Sonia has been a foster carer for 11 years. She and her husband Graham joined the North Lincolnshire fostering community when they relocated to the area. They have helped to care for 38 children in total. Wanting to help as many children as possible, they felt that short term fostering was the best fit for them.
“We have had children with us for a varying length of time, from two nights to 16 months. We now provide regular short breaks to the same children. This allows us to not only provide support to other foster carers, but we also get to know the children well too and become trusted people in their lives. We feel we are like the children’s extended family, similar to being an aunt and uncle who they go to stay within the school holidays.

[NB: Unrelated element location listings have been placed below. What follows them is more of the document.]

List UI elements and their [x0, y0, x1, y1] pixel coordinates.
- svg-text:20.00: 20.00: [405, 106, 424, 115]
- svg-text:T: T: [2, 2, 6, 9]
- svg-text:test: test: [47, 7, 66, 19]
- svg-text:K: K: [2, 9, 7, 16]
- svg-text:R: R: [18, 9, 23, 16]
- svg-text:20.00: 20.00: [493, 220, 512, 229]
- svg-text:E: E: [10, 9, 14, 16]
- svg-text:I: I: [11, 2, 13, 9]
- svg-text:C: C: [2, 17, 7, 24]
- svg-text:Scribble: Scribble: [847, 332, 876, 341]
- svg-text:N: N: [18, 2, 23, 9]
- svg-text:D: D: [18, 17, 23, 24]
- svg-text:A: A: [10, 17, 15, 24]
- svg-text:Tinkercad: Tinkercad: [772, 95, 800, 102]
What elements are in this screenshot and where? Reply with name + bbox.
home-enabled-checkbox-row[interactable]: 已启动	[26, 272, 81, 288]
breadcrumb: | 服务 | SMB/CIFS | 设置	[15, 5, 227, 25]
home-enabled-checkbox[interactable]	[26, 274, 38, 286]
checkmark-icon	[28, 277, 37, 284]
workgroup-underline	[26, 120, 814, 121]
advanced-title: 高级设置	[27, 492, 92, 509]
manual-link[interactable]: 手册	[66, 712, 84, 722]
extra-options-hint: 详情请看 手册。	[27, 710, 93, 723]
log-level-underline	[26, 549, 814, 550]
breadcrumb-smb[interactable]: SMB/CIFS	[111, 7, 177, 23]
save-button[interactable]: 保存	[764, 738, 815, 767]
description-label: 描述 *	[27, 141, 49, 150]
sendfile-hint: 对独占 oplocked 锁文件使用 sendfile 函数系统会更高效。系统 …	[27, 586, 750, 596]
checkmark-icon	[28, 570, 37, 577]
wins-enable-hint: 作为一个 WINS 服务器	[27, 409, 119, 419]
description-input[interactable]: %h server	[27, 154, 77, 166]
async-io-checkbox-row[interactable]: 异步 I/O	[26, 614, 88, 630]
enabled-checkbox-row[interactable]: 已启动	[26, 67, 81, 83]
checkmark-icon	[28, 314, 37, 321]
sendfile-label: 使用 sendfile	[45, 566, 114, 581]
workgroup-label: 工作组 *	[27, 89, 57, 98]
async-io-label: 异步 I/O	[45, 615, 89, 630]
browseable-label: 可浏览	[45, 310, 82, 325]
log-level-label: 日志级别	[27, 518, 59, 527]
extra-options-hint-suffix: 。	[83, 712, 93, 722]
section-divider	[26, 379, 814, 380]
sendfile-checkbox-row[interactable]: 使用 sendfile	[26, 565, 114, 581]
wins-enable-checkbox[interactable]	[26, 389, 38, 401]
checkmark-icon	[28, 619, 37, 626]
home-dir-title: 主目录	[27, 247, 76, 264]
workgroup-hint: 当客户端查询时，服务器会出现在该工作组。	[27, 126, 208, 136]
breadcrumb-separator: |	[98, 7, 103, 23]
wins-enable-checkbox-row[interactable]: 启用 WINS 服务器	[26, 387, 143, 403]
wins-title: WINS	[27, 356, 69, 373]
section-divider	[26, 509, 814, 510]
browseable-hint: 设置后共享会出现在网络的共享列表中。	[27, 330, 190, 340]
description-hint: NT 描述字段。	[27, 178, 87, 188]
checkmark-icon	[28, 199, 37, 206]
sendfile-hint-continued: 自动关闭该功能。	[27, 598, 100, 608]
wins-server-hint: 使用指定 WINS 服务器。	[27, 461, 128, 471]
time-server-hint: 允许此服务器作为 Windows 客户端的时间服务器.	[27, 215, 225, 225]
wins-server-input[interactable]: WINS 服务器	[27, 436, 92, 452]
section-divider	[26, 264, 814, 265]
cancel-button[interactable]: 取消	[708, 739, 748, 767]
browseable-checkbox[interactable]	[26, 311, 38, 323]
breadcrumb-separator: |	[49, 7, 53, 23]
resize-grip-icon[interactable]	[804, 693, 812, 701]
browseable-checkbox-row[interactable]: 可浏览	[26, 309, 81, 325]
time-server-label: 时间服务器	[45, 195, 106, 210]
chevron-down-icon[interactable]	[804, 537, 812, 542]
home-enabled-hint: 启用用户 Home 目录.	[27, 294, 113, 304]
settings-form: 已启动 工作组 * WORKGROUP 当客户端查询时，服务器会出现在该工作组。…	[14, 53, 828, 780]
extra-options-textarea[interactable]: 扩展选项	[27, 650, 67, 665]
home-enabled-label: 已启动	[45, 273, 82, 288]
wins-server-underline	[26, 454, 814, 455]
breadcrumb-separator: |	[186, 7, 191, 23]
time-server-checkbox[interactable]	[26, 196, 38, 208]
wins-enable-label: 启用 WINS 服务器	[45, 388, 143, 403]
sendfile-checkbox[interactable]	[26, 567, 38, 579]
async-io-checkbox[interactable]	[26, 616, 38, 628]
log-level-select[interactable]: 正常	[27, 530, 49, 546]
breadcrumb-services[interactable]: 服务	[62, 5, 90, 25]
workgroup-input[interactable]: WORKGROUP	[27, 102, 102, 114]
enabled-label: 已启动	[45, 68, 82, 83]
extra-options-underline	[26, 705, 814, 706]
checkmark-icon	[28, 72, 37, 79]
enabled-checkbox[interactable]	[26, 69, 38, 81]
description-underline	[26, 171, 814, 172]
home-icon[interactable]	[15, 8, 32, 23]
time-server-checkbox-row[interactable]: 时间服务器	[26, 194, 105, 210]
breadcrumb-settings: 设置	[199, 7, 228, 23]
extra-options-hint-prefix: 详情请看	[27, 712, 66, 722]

Fostering has been so rewarding for us. Seeing them learn new skills and develop; simple things such as being able to use a knife and fork. Seeing them flourish in many different ways including having the confidence to join clubs or take part in events at school. We cared for one girl who we introduced to horse riding. She loved it and even went onto volunteering at the riding the school and helping other children. Seeing someone learn new skills and knowing we have been a part of that is so rewarding. It made a difference to her confidence and attainment at school too as her self-belief just kept on growing. She knew we were in her corner and would support and love her no matter what. We supported another young person to believe in herself too, so much so that she went on to apply to be part of the school council. She gave a speech in assembly, and this was an amazing achievement for her.
Our first foster child is celebrating her 25th birthday soon and we are going to visit her to celebrate. We look back and know we played a part in helping her to achieve the life she has now. We were just one piece of the puzzle and there was a whole team who helped her to achieve a happy life but being part of that is something to be proud of. Our children know they can always come to us for support if they need it. We are their extended family, no matter where they live or what they are doing, we want them to know we still care.
If anyone is considering become a foster carer, I would tell them to do it. You need to welcome children with open arms and make no prejudgements as no child is the same. There are highs and lows when fostering, but the rewards outweigh the challenges. When applying to be a foster carer everyone is assessed on an individual basis, but I would say there are some key qualities people should possess. This includes being caring, empathetic and being prepared to share love and open your home. The support we have received from North Lincolnshire Council has been second to none and our fostering social worker is always on hand, through the ups and downs. You really do become part of a community when you foster.
It was a physical and mental challenge for me to do this skydive, but it’s like fostering in that respect too. Sometimes you don’t know what to expect but when you do it, it could turn out to be the best thing you’ve done. With the skydive, each jumper is matched to the right instructor for the tandem jump and this is like fostering, as the children are matched with foster families on an individual basis based on experience or skills. Like skydiving, fostering can be scary, emotional and unknown, but you can stand back and think WOW, look at what we have achieved!”